Никогда не думал, что Никита Сергеевич Хрущев и его кончина будут как-то связаны с моей биографией. Мы, студенты университета, относились к нему снисходительно и несколько иронически. В его правлении страной было что-то от балагана, в котором иногда проливалась кровь.
Ему была предназначена судьба с драматическим исходом. Люди в массе своей не прощают того, кто открывает им глаза и говорит правду. Хрущев имел мужество выступить на XX съезде партии с разоблачением культа личности Сталина. За этот поступок ему вечно благодарны пострадавшие от политических репрессий и их родные. Но он был проклят теми, чье человеческое естество было извращено «мудрым и великим» тираном Джугашвили.
Хрущев во многом был его полной противоположностью. Тот говорил коротко и афористично (сказывалось учение в духовной семинарии). Этот любил отвлекаться от заготовленных помощниками текстов и импровизировал, обогащая свою речь непереводимой на иностранный язык «кузькиной матерью» и другими перлами. Студенты филфака сравнивали его с шолоховским дедом Щукарем. Они-то больше всего от него и пострадали.
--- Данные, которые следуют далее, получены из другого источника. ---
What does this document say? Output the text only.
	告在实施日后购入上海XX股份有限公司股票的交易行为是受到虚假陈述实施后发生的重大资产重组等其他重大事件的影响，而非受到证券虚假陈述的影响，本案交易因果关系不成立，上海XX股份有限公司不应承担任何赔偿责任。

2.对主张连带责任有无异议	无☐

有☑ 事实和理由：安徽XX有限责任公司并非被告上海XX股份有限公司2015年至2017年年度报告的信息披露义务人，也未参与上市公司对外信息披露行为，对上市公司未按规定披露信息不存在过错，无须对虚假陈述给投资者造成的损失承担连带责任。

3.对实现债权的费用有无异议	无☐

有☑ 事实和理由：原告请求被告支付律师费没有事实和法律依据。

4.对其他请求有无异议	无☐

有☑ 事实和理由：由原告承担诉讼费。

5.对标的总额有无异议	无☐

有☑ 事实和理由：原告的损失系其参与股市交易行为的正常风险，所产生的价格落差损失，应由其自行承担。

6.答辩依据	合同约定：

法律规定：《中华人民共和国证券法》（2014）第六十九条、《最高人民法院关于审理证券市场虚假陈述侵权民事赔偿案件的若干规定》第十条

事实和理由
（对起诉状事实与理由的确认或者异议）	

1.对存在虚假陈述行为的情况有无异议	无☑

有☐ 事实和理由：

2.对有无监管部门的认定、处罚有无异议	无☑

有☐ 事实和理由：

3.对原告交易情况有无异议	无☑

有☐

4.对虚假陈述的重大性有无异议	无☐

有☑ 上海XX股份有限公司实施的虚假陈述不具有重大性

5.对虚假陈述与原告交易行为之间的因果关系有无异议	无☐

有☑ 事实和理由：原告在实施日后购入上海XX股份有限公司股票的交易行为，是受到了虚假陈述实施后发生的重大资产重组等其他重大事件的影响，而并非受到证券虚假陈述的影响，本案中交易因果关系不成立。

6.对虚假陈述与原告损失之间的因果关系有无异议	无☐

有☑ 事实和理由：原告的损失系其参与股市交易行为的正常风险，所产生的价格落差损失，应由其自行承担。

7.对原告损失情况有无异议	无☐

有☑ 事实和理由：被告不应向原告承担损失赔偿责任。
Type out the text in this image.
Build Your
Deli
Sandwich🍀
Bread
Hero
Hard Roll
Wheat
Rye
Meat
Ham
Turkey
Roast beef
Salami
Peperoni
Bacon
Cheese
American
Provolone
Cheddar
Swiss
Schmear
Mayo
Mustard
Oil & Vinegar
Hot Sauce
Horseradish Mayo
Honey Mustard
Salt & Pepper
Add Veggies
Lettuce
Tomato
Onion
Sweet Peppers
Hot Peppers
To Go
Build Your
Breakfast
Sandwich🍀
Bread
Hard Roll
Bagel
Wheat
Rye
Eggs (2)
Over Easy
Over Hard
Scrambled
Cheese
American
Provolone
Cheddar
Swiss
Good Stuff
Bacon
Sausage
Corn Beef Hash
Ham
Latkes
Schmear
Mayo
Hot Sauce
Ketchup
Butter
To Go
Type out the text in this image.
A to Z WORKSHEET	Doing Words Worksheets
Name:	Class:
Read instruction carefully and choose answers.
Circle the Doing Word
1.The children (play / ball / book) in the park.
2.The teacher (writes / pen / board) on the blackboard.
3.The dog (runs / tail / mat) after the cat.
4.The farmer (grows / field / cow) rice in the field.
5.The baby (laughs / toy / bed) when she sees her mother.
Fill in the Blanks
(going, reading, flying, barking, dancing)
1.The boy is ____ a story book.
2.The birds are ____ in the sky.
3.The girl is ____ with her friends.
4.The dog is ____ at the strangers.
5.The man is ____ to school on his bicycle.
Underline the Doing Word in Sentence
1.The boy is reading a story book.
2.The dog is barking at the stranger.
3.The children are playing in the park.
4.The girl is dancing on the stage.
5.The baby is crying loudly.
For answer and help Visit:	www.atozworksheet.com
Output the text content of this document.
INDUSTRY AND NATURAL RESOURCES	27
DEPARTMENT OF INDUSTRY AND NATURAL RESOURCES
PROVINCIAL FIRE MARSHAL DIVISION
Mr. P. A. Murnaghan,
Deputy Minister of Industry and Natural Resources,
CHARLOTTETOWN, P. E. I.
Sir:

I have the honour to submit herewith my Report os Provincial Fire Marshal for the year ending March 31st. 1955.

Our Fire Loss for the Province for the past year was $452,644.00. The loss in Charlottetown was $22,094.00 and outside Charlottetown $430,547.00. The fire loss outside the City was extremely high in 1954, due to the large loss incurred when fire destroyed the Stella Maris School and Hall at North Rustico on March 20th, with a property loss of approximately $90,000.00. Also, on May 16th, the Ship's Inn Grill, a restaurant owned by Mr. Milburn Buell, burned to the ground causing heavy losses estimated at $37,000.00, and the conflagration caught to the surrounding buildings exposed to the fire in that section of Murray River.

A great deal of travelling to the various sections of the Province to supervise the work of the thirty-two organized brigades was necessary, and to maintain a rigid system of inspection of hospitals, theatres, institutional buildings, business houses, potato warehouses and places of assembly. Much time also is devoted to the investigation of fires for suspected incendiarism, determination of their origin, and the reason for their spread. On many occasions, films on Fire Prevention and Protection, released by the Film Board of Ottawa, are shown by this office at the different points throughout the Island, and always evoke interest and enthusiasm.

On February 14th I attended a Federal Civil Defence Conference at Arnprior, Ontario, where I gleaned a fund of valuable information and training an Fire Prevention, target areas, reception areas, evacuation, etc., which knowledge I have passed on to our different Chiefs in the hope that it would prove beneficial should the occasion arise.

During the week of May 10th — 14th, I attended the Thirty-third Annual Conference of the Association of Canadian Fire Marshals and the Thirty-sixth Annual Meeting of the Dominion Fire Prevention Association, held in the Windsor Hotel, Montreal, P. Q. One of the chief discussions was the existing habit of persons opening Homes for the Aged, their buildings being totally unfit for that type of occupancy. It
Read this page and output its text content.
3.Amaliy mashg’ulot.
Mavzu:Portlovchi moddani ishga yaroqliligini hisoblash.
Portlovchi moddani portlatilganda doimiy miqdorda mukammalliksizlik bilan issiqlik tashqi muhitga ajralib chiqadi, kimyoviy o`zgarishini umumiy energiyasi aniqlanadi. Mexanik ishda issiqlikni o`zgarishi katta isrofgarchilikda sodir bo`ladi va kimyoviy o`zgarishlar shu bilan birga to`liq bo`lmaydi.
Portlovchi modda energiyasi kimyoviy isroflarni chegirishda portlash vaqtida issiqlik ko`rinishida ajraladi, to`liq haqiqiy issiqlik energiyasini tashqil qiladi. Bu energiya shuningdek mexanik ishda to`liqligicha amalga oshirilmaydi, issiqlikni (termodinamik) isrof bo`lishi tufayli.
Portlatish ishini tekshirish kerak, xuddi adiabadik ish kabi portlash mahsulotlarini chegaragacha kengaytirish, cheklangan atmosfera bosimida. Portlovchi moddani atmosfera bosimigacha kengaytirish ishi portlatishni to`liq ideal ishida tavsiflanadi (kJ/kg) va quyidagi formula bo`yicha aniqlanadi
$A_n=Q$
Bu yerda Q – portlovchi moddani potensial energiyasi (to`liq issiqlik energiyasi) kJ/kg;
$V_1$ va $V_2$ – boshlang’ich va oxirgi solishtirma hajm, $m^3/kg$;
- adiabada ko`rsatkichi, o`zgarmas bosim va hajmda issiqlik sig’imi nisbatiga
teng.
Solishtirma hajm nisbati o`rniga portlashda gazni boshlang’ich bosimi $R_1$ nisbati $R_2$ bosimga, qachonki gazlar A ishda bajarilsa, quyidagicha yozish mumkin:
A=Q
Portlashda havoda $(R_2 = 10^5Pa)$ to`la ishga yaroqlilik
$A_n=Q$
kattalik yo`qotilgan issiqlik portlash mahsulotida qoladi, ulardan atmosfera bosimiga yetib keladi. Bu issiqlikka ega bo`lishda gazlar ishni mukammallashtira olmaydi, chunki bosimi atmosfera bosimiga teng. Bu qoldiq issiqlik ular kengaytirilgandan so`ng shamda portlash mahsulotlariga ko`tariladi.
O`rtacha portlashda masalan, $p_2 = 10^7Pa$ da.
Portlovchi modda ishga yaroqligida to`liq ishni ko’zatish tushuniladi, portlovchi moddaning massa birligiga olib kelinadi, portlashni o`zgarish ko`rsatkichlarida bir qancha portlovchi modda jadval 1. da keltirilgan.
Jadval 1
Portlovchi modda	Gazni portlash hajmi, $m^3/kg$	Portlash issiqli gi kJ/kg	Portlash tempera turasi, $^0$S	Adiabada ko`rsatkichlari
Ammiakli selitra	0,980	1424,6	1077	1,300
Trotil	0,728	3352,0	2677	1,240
Моя однокурсница, восторженная, влюбленная в современную поэзию девица, взялась писать диплом по творчеству Вознесенского и Евтушенко. В декабре 1962 года Никита Сергеевич принялся учить уму-разуму творческую молодежь, в марте 1963-го состоялась «встреча руководителей партии и правительства с деятелями литературы и искусства». Хрущев опять закатил речь. Тут же моей однокурснице на кафедре советской литературы посоветовали сменить тему диплома, и ей ничего не оставалось, как вместо защиты диплома сдавать экзамены.
Я тоже едва не стал жертвой «исторической речи» Хрущева. Защита диплома «Герои и конфликты современной прозы» успешно приближалась к концу, когда заговорила член государственной комиссии, вздорная и нелепая дама-доцент: «Я просмотрела список литературы, которую вы использовали, и не нашла очень важной, основополагающей работы… Вы что, не читали речь Никиты Сергеевича Хрущева на встрече с деятелями литературы и искусства?» Ошалев от того, что меня пытаются срезать на таком пустяке, я нагло съязвил: «Речь Никиты Сергеевича – мое любимое произведение, можно сказать, настольная книга».
Руководитель дипломной работы сообщила мне потом, что дама-доцент, верная идеалам Октября и партии, настаивала на том, чтобы мне снизили оценку, но она осталась в меньшинстве.